This function creates a genome-wide copy number alteration (CNA) plot from a BigWig depth file and a VCF variant file. It computes delta values using one of three methods ("fit", "delta", or "loess"), downsampling the coverage data, and overlays variant calls as rectangles. A running median trend line is computed on weighted delta values.

CNA_plot(
  depth_bigwig_file,
  variant_file,
  txdb,
  method = c("fit", "delta", "loess"),
  gene_delta_threshold = 2,
  downsample = 0.1,
  point_size = 0.01,
  line_size = 0.1,
  line_color = "red",
  colors = NULL,
  max_value = NULL,
  min_value = NULL,
  min_variant_distance = 10000,
  samplename = "",
  chr_filter = NULL,
  trend_window = 50,
  apply_weight = TRUE,
  outside_weight = 0.25,
  inside_weight = 1,
  variant_alpha = 0.1,
  trend_regions = "inside",
  exclude_xy = TRUE,
  return_data = FALSE
)

Arguments

depth_bigwig_file

Character. File path to a BigWig file containing depth/coverage information.

variant_file

Character. File path to a variant call file (VCF) containing structural variant information.

txdb

A transcript database object (e.g., from the GenomicFeatures package) used for gene annotation.

method

Character. One of "fit", "delta", or "loess" determining the method to compute delta values. Only the first element of the provided vector is used.

gene_delta_threshold

Numeric. Threshold applied to the delta values for gene annotation.

downsample

Numeric. Proportion of coverage data to retain (e.g., 0.01 for 1 percent).

point_size

Numeric. Size of the plotted data points.

line_size

Numeric. Size of the plotted trend line.

line_color

Character. Color for the trend line.

colors

Named vector of colors for chromosomes.

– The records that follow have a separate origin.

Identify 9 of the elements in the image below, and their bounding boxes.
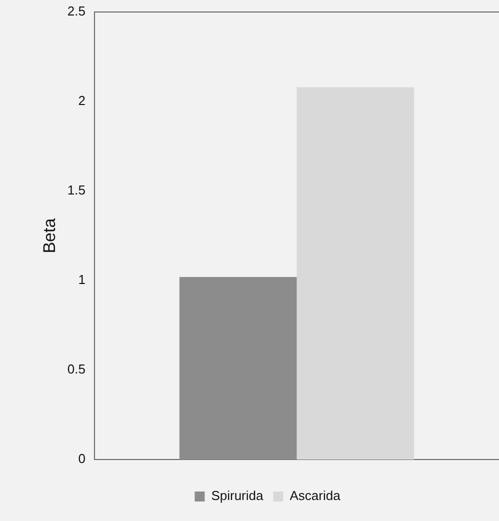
y-tick-label: 0: [78, 451, 86, 466]
y-tick-label: 1: [78, 272, 86, 288]
y-tick-label: 1.5: [67, 182, 86, 198]
y-tick-label: 0.5: [67, 362, 86, 377]
y-tick-label: 2.5: [67, 4, 86, 19]
y-tick-label: 2: [78, 93, 86, 108]
legend-label: Ascarida: [290, 488, 342, 504]
legend-label: Spirurida: [211, 488, 264, 504]
y-axis-title: Beta: [40, 218, 59, 254]
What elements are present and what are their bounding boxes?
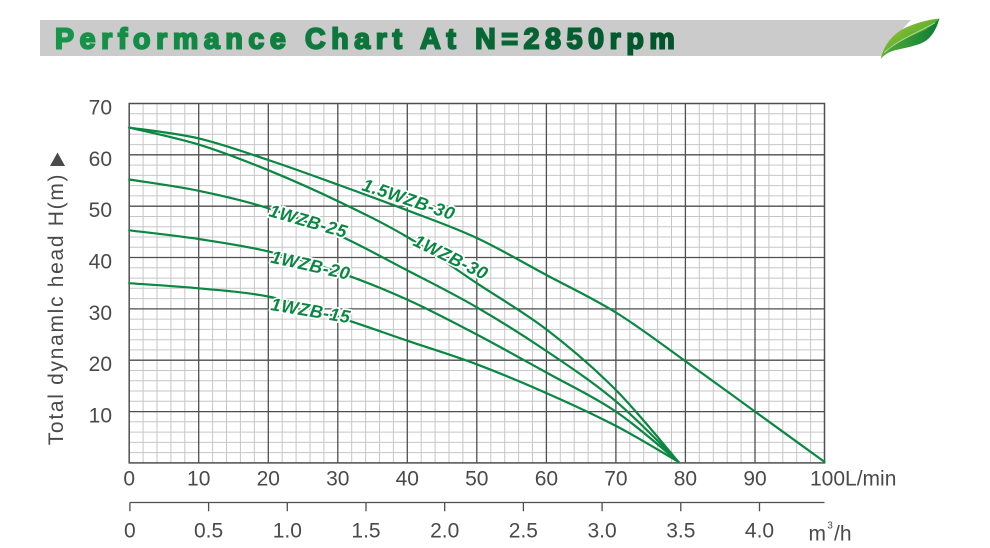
svg-text:4.0: 4.0 (745, 520, 774, 543)
svg-text:Performance Chart At N=2850rpm: Performance Chart At N=2850rpm (55, 24, 680, 56)
svg-text:20: 20 (89, 353, 112, 376)
svg-text:60: 60 (89, 148, 112, 171)
svg-text:10: 10 (89, 405, 112, 428)
svg-text:0.5: 0.5 (194, 520, 223, 543)
svg-text:70: 70 (604, 468, 627, 491)
svg-text:0: 0 (124, 520, 136, 543)
svg-text:70: 70 (89, 97, 112, 120)
svg-text:m: m (809, 523, 827, 546)
svg-text:60: 60 (535, 468, 558, 491)
svg-text:20: 20 (257, 468, 280, 491)
svg-text:30: 30 (89, 302, 112, 325)
svg-text:0: 0 (123, 468, 135, 491)
svg-text:/h: /h (834, 523, 852, 546)
svg-text:30: 30 (326, 468, 349, 491)
svg-text:3.5: 3.5 (666, 520, 695, 543)
svg-text:3.0: 3.0 (587, 520, 616, 543)
svg-text:50: 50 (89, 199, 112, 222)
svg-text:1.0: 1.0 (273, 520, 302, 543)
svg-text:40: 40 (396, 468, 419, 491)
svg-text:3: 3 (827, 521, 833, 532)
svg-text:80: 80 (674, 468, 697, 491)
svg-text:40: 40 (89, 251, 112, 274)
svg-text:10: 10 (187, 468, 210, 491)
svg-text:90: 90 (743, 468, 766, 491)
svg-text:50: 50 (465, 468, 488, 491)
svg-text:100L/min: 100L/min (810, 468, 896, 491)
svg-text:2.0: 2.0 (430, 520, 459, 543)
svg-text:2.5: 2.5 (509, 520, 538, 543)
svg-text:Total dynamlc head H(m): Total dynamlc head H(m) (45, 173, 68, 446)
svg-text:1.5: 1.5 (351, 520, 380, 543)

If NULL, an alternating palette of black/gray is used.

max_value

Numeric. Maximum allowed delta value; values above this are capped.

min_value

Numeric. Minimum allowed delta value; values below this are capped.

min_variant_distance

Numeric. Minimum distance (in bp) for a variant call to be retained.

samplename

Character. A label for the sample that is appended to the plot title.

chr_filter

Character. If specified, only data from the given chromosome are processed.

trend_window

Integer. The number of consecutive data points over which to compute the running median trend line.

apply_weight

Logical. If TRUE, weight multipliers are applied to delta values outside CNA calls.

outside_weight

Numeric. Multiplier applied to delta values outside CNA calls.

inside_weight

Numeric. Multiplier applied to delta values inside CNA calls.

variant_alpha

Numeric. Transparency level for variant rectangles.

trend_regions

Character. One of "both", "inside", or "outside" to control where the trend line is plotted. Default is "both".

exclude_xy

Logical. If TRUE, chromosomes X and Y are excluded from the analysis.

return_data

Logical. If TRUE, returns a list containing the plot, the coverage data, and variant calls.

Value

Either a ggplot2 object representing the CNA plot or a list with additional processed data when return_data is TRUE.

Details

The function performs several steps:

  1. Imports coverage data from the BigWig file using import.bw() and keeps only standard chromosomes (with keepStandardChromosomes()).

  2. Optionally loads external GC/repeat data when using the "fit" method.

  3. Filters and down-samples the coverage data.

  4. Computes delta values using the specified method:

    • ["delta"] subtracts the mean coverage.

    • ["loess"] fits a LOESS model and computes log2 ratios.

    • ["fit"] fits a linear model to predict coverage based on GC content and repeat fraction.

  5. Reads and filters variant calls from the VCF file.

  6. Computes genomic offsets via generate_offsets() (assumed to be defined elsewhere).

  7. Applies weighting to delta values and computes a running median trend line using rollapply().

  8. Based on the value of trend_regions, the trend line is shown only for regions:

    • "inside": only within CNV call regions,

    • "outside": only outside CNV call regions, or

    • "both": across all regions (the default).

  9. Builds the plot with ggplot2 incorporating points, trend line, variant rectangles, and chromosome boundaries.

Note

This function assumes that the helper function generate_offsets() is defined in your package.